The following story is from Nashville News Channel 4 WSMV. http://www.wsmv.com/news/26725957/detail.html and Nashville News Channel 5 http://www.newschannel5.com/story/13942016/middle-tennessee-radon-levels
By Ben Hall
It’s called the silent killer. Radon is a radioactive gas that reaches dangerous levels in many Tennessee homes. But incredibly many people never test for it. The family of former Sumner County Sheriff Bob Barker wishes they had tested for radon earlier, and now they are urging everyone to buy a simple test kit and test their homes. Bob Barker spent his life in law enforcement. “He loved his job,” Connie Barker said as she reviewed family photo albums. “That’s his uniform at the Hendersonville Police Department.” Barker remembers when her husband became Sumner County Sheriff in 2006. When the last of their six children left home, they started traveling. “This is Bob in Greece,” she said pointing out a picture. But everything changed last July when her husband complained about a stomach ache. Doctors discovered he had pancreatic cancer, and broke the news that he did not have long to live. “The doctor told us when we came back from the Sheriff’s Association that we had just a few weeks. We actually had four days. All we had was four days,” Connie Barker said, unable to hold back her tears. She buried her husband in August, and just a weeks later, Connie got sick. “I had no idea what was wrong with me. I kept telling everybody that something is just not right,” Barker said. Now Connie is taking chemotherapy to fight stage four cancer of the esophagus. She’s determined to fight the cancer, and she’s determined to find out what made her and husband so sick in their mid fifties.
Family friend Tony Allers is a home builder who thought it was worth seeing if their home had high radon levels. He ran a basic test and couldn’t believe what he found. “I was shocked,” he said. Radon occurs naturally when rocks and soil decay. It’s everywhere. But when radon gets trapped in homes, long term exposure is dangerous. “This was three times higher than what is considered acceptable,” Allers said. Tests showed more than 12 picocuries of radon per liter of air (12 pCi/l). The EPA says any level over four — requires steps to lower the radon. Vanderbilt Doctor Joe Putnam says radon is a big problem in Tennessee and a major cause of lung cancer. A map from the EPA shows high risk areas for radon based on the types of rock and soil. Many middle Tennessee counties including Davidson County are in Zone 1, which means the EPA expects many homes to test above the action level. Lung cancer is the only cancer in which studies prove a direct link to radon. The Barkers had other types of cancers, but doctors cannot rule out that radon played a role. “We know that patients who have radon exposure can develop other cancers but the cause and effect is not known,” Dr. Joe Putnam said. Tony Allers immediately started trying get the radon levels down by putting a thick plastic cover over the soil beneath the Barker’s home. “We’re trying to keep what’s coming through the ground from getting up into the houses,” Allers said. But new tests continue to show high levels of radon, so they may need a ventilation system. “My grandchildren still come to this house and play, and I want it to be safe for them,” Connie Barker said. No one can say for sure what caused the Barkers cancers, but Connie Barker believes radon played a role. She hopes this story inspires people to get a simple radon test kit.

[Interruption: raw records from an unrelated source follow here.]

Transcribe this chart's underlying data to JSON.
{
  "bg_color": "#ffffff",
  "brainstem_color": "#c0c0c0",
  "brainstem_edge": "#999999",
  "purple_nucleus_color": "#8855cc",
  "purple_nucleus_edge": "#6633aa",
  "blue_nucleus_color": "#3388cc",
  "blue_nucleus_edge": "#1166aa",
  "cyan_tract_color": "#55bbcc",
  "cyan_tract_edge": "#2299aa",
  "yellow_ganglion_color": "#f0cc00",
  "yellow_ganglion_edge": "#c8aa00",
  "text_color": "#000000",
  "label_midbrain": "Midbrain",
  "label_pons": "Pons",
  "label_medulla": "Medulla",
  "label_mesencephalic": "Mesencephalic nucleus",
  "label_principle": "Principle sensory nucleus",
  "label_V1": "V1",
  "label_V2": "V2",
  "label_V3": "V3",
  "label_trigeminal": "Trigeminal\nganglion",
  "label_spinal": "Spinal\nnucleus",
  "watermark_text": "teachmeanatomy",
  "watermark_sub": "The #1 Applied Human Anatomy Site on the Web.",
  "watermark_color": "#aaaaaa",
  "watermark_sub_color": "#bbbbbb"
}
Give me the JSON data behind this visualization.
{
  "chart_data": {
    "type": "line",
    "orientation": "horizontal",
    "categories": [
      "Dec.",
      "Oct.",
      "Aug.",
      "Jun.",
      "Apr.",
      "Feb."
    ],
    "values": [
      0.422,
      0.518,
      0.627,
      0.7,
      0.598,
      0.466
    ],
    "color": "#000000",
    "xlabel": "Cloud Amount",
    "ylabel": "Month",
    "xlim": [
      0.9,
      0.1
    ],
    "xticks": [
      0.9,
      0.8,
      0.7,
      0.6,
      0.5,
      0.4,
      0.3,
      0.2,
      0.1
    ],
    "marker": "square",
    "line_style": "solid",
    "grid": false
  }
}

GALLATIN, Tenn. — The family of late Sumner County Sheriff Bob Barker is raising awareness about radon over exposure after unsafe levels of the gas were found in the sheriff’s home. Barker died in August of pancreatic cancer. Just weeks after his death, his wife, Connie, was diagnosed with esophageal cancer. After her diagnosis, the family had the home tested, and it showed radon levels were well over the safe limit. It hasn’t been determined whether the high levels of radon are connected to the couple’s cancer diagnoses, but the family is urging the public to get their homes tested as a precaution.